Improving the Fairness of Deep-Learning, Short-term Crime Prediction with Under-reporting-aware Models
Jiahui Wu, Vanessa Frias-Martinez
TL;DR
This work tackles bias in short-term, place-based crime prediction arising from under-reporting and demographic disparities. It introduces an under-reporting-aware deep learning architecture with two branches: a true-crime predictor using neighbor-convolution on crime and mobility features, and a crime-reporting convolutional gate estimating the under-reporting rate $\\pi_i$ from ACS determinants. Training optimizes predicted reported crimes $z_{i,t}$ to match observed data, while inference uses the true-crime branch to identify next-day hotspots.
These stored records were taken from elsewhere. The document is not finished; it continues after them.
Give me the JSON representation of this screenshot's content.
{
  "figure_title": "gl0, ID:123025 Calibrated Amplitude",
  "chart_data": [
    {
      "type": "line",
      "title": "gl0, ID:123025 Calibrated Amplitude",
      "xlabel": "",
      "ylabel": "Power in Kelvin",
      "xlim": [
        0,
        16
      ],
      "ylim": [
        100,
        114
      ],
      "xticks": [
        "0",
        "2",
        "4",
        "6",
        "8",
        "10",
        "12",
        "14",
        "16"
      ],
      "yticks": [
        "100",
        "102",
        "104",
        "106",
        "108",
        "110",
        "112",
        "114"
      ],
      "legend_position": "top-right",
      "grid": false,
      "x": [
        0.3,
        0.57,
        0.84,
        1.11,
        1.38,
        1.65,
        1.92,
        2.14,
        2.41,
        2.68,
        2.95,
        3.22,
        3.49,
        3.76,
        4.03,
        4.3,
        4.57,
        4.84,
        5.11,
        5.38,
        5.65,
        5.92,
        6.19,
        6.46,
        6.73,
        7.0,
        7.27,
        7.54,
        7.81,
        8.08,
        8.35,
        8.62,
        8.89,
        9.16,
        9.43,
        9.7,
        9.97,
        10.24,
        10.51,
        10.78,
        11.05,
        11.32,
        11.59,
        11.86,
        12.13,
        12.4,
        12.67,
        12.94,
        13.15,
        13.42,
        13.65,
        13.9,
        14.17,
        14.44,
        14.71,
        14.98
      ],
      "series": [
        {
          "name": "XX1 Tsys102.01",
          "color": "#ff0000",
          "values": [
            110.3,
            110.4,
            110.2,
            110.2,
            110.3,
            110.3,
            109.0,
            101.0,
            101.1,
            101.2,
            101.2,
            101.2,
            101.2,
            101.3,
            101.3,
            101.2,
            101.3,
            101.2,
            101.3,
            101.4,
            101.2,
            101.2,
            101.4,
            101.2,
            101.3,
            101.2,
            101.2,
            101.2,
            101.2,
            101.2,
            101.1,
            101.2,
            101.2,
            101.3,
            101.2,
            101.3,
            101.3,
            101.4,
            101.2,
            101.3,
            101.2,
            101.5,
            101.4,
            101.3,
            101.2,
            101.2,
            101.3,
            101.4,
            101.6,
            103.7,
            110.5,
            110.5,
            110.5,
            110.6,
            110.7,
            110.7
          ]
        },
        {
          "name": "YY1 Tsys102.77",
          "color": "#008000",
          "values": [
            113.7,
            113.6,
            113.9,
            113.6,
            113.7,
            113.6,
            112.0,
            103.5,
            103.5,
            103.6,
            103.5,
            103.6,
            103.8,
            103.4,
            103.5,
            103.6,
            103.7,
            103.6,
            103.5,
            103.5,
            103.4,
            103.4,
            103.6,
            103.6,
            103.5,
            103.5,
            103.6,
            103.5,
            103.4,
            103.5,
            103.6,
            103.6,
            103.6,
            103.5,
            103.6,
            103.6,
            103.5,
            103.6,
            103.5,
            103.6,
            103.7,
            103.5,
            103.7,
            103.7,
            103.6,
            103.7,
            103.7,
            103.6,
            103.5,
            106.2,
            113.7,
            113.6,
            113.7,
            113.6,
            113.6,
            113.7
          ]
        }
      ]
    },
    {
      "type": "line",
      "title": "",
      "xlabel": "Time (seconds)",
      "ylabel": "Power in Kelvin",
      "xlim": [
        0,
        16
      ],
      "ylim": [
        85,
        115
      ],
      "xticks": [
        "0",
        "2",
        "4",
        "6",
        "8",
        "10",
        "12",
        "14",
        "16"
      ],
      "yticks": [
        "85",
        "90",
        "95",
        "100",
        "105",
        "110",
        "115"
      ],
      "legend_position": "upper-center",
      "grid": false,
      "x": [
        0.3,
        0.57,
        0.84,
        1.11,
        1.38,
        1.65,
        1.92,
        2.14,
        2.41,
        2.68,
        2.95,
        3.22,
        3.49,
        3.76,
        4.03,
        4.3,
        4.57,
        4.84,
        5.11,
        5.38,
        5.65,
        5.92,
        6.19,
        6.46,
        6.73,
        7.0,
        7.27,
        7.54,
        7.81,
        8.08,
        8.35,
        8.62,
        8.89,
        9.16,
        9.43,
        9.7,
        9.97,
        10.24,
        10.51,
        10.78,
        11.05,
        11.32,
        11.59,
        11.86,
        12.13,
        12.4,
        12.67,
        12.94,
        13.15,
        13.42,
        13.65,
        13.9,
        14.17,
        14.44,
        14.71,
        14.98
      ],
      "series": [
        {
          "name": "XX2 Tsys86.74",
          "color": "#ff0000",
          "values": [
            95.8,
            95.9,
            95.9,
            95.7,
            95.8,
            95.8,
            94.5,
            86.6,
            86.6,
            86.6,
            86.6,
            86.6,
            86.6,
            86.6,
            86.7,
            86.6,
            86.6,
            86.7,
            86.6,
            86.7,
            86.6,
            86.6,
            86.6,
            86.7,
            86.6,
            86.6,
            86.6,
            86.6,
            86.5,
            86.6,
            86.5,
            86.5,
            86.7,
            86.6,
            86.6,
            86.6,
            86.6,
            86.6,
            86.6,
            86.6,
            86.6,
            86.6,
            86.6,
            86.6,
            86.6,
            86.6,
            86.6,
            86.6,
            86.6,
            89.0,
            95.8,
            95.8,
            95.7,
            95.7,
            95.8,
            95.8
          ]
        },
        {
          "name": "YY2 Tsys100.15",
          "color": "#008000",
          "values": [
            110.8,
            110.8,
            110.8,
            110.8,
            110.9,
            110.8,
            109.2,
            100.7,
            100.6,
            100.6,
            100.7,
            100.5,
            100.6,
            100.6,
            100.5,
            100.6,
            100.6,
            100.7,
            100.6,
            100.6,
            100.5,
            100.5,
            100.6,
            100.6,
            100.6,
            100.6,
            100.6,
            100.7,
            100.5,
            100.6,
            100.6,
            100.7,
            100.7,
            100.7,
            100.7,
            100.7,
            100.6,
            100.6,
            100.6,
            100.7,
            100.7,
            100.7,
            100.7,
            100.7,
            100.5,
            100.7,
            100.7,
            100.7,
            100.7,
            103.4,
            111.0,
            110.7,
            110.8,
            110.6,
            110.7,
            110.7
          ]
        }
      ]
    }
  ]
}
Across four US cities and two crime types, the approach improves fairness metrics (SP, FPR, FNR, LI) relative to baselines, albeit with a trade-off in accuracy, highlighting the practical balance between equitable predictions and predictive performance.
Abstract
Deep learning crime predictive tools use past crime data and additional behavioral datasets to forecast future crimes. Nevertheless, these tools have been shown to suffer from unfair predictions across minority racial and ethnic groups. Current approaches to address this unfairness generally propose either pre-processing methods that mitigate the bias in the training datasets by applying corrections to crime counts based on domain knowledge or in-processing methods that are implemented as fairness regularizers to optimize for both accuracy and fairness. In this paper, we propose a novel deep learning architecture that combines the power of these two approaches to increase prediction fairness. Our results show that the proposed model improves the fairness of crime predictions when compared to models with in-processing de-biasing approaches and with models without any type of bias correction, albeit at the cost of reducing accuracy.